The governments of Kenya, Hungary, Indonesia and Poland are also examining the possibility of issuing sovereign Samurai bonds in the second half of the fiscal year, while a diverse range of Asian issuers are also forecast to come to the yen market, including Development Bank of Mongolia and Export-Import Bank of Korea.
Mexican state-run oil company Pemex is also considering a Samurai issue, treasurer Rodolfo Campos told IFR in July.
The growing pipeline comes as the Bank of Japan’s monetary easing programme has driven yields on domestic bonds to ultra-low levels, pushing more Japanese investors to consider overseas credits in search of higher returns.
The benchmark 10-year Japanese government bond yield touched a 16-month low on Friday at 0.495 percent, while the five-year domestic benchmark for Single A rated issuers hit 0.348% earlier this month, its lowest yield since at least 2010.
The Samurai market, with Japanese language documentation and local conventions, has become a popular alternative for the country’s fund managers. Traditionally reserved for only the highest-rated foreign issuers and short tenors, the range of deals in the pipeline shows the conservative market has begun to open up.
“Investors are more aggressive than they’ve ever been as we are finally going down the credit curve,” said the banker. “This will be a true testament on how aggressive the market is willing to go.”
Samurai issuance in the first four months of Japan’s fiscalyear reached ¥1.1trn ($10.75bn), up 37 percent on the same period last year and at the highest since 2008, according to ThomsonReuters data.
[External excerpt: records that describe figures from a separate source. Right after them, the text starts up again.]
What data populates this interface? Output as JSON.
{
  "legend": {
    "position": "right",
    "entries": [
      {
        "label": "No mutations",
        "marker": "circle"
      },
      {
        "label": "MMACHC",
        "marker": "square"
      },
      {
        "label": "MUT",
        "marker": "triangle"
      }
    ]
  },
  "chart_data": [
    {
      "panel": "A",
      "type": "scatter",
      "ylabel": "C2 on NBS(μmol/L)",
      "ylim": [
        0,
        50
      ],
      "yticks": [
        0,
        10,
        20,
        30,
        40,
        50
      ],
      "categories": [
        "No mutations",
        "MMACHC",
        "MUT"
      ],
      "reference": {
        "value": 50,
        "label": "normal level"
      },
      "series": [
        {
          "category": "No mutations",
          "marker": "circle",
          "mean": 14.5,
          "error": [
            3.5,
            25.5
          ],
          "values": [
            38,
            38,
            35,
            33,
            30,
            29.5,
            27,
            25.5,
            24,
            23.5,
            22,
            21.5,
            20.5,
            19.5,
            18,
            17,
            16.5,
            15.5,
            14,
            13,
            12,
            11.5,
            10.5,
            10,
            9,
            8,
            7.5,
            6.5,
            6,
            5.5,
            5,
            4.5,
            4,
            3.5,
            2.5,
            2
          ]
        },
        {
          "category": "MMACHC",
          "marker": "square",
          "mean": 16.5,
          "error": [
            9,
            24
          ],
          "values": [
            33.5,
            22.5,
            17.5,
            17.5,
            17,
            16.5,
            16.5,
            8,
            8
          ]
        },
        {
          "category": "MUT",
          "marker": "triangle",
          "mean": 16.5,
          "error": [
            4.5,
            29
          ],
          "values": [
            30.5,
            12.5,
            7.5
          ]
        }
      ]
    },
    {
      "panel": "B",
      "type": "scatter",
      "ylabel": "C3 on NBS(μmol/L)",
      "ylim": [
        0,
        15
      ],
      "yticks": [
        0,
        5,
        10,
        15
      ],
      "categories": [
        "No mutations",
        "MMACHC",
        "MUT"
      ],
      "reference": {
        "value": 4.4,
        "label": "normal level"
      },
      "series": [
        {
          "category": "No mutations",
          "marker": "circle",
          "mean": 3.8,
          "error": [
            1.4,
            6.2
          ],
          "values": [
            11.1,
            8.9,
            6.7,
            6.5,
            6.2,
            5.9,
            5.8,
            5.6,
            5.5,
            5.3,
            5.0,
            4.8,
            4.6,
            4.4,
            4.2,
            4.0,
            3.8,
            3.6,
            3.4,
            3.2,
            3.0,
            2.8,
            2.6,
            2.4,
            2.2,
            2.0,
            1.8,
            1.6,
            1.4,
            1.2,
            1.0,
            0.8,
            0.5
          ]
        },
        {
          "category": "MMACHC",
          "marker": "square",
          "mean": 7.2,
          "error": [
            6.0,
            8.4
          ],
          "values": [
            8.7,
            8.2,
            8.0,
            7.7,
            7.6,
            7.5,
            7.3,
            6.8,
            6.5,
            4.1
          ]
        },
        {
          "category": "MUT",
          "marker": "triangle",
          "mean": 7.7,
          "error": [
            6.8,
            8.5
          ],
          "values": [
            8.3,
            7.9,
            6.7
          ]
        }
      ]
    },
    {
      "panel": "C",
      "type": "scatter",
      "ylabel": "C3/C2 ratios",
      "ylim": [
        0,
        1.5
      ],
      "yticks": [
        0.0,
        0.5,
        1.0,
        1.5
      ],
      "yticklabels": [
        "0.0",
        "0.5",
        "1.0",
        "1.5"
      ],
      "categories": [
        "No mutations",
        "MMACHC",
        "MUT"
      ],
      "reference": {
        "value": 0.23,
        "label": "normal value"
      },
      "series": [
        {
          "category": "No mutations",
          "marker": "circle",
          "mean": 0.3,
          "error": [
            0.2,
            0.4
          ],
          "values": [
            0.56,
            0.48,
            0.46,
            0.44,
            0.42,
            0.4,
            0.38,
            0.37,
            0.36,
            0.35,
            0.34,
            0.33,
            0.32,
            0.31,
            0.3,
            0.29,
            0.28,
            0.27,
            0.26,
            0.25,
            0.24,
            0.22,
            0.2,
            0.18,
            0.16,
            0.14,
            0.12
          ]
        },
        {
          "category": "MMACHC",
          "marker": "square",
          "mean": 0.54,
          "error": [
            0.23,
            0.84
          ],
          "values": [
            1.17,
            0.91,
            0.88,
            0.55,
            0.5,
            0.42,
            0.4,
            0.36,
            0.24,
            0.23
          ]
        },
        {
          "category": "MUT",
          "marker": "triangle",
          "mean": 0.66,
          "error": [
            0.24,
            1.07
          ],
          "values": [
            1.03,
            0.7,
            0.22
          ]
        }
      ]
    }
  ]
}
Japan’s fiscal year starts on April 1.
Most bankers are expecting deal flow to remain strong as issuers continue to look for alternatives to US dollar debt and Japanese investors look down the credit curve in search of higher returns.
“We may see more than $2bn in yen issuance by the end of September,” said a senior syndicate banker in Tokyo. “Geopolitical risks have been rattling global markets, but we don’t see much of that affecting the Samurai market since we don’t see issuers from Ukraine, Israel or Iraq.”
Borrowers that have tapped the Samurai market so far this year have done so at historically tight spreads, while European borrowers in particular have been able to save on their funding costs in their home markets.
French bank BPCE in July priced its three-year bonds about 13bp inside its euro secondary curve, after swapping the proceeds back to euros.